In Mexico. during Día de los Muertos (Day of the Dead), families fill their homes and cemeteries with marigolds, candles, music, and stories. It’s believed that the light guides their ancestors’ home for the night — a reunion of hearts across time. Across Eastern Europe, lighting candles in graveyards on All Saints’ and All Souls’ Days is one of the most moving traditions of the year. In Poland, families travel long distances to tend ancestral graves, polish headstones, lay flowers, and light glass lanterns called znicze. As darkness falls, the cemeteries shimmer with tens of thousands of tiny lights. Across Hungary, Slovakia, and Slovenia, churchyards too glow through the night, the flames symbolising both the souls of the departed and the triumph of Christ’s light over darkness. In Japan, during Obon, families float lanterns on rivers and seas to guide ancestral spirits back to the afterlife. The soft lights drifting on water mirror the soul’s peaceful return. And in India, during Diwali — the Festival of Lights — families light diyas and candles to celebrate life’s triumph over darkness, hope over despair, life over death. Many take time to remember their ancestors too, blending remembrance with joy.

Across religions and cultures, these shared gestures remind us that light is universal — a symbol of love, memory, and spiritual connection.
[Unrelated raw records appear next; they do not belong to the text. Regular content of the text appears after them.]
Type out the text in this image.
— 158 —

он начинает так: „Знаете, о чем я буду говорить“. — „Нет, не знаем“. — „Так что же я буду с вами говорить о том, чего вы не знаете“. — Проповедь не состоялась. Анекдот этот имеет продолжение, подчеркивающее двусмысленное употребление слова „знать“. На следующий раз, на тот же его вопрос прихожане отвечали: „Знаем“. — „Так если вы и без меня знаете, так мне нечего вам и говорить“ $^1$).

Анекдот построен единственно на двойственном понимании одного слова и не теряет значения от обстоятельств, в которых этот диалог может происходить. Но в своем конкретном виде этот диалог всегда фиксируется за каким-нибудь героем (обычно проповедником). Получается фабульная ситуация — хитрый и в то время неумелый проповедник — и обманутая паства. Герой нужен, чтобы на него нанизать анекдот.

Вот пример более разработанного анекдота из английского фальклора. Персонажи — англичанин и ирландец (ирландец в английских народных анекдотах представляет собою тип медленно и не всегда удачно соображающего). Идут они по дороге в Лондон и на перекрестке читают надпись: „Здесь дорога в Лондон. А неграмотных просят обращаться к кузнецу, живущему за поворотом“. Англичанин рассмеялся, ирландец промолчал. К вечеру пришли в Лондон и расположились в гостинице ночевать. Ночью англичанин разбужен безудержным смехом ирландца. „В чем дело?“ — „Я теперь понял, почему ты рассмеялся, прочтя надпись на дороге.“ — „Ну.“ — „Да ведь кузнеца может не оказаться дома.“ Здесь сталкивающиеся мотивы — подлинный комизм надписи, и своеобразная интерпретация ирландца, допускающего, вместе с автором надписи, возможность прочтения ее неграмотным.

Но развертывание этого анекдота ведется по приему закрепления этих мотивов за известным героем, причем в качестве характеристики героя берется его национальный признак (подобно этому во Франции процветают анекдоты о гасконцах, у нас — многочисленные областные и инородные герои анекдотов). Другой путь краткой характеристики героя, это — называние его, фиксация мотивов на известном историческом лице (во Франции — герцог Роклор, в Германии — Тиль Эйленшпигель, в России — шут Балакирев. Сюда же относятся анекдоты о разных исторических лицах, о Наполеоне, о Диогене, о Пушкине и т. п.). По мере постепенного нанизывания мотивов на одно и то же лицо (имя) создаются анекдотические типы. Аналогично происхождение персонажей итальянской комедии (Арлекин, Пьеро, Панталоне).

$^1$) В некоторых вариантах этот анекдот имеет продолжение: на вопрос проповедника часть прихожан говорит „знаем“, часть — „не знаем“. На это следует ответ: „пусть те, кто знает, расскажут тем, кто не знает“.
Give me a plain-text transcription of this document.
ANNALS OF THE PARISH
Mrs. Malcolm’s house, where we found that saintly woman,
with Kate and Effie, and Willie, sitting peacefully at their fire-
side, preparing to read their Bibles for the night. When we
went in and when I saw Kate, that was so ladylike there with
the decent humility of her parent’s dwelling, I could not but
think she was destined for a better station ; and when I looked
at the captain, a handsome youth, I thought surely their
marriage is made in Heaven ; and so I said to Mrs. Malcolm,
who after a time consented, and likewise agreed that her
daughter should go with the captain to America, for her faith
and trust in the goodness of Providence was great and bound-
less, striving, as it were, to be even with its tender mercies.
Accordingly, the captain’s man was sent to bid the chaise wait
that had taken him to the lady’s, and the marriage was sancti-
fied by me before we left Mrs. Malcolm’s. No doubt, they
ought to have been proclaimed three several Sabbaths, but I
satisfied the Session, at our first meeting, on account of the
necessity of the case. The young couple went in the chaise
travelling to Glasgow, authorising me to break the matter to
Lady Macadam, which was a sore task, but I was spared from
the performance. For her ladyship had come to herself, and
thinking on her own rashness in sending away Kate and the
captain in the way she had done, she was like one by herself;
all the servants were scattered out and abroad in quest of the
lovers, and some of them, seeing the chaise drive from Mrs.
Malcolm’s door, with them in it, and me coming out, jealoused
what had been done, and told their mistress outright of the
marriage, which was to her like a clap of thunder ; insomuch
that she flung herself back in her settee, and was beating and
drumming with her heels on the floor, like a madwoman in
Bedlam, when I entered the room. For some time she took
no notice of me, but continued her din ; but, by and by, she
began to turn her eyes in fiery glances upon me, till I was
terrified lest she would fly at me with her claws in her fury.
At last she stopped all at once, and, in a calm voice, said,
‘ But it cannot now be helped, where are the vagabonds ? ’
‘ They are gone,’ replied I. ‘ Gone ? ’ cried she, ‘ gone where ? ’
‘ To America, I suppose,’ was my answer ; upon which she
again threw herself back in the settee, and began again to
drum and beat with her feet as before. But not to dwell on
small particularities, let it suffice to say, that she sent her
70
These moments of shared remembrance turn sorrow into beauty.

Our Night of Light joins this worldwide chorus of remembrance. Whether in a bustling Mexican city, a quiet Polish village, or our own churchyard, people everywhere turn to light — to say what cannot be spoken. Every candle carries a message: that love never truly leaves us, that even in grief, beauty can be found, and that darkness is never the end.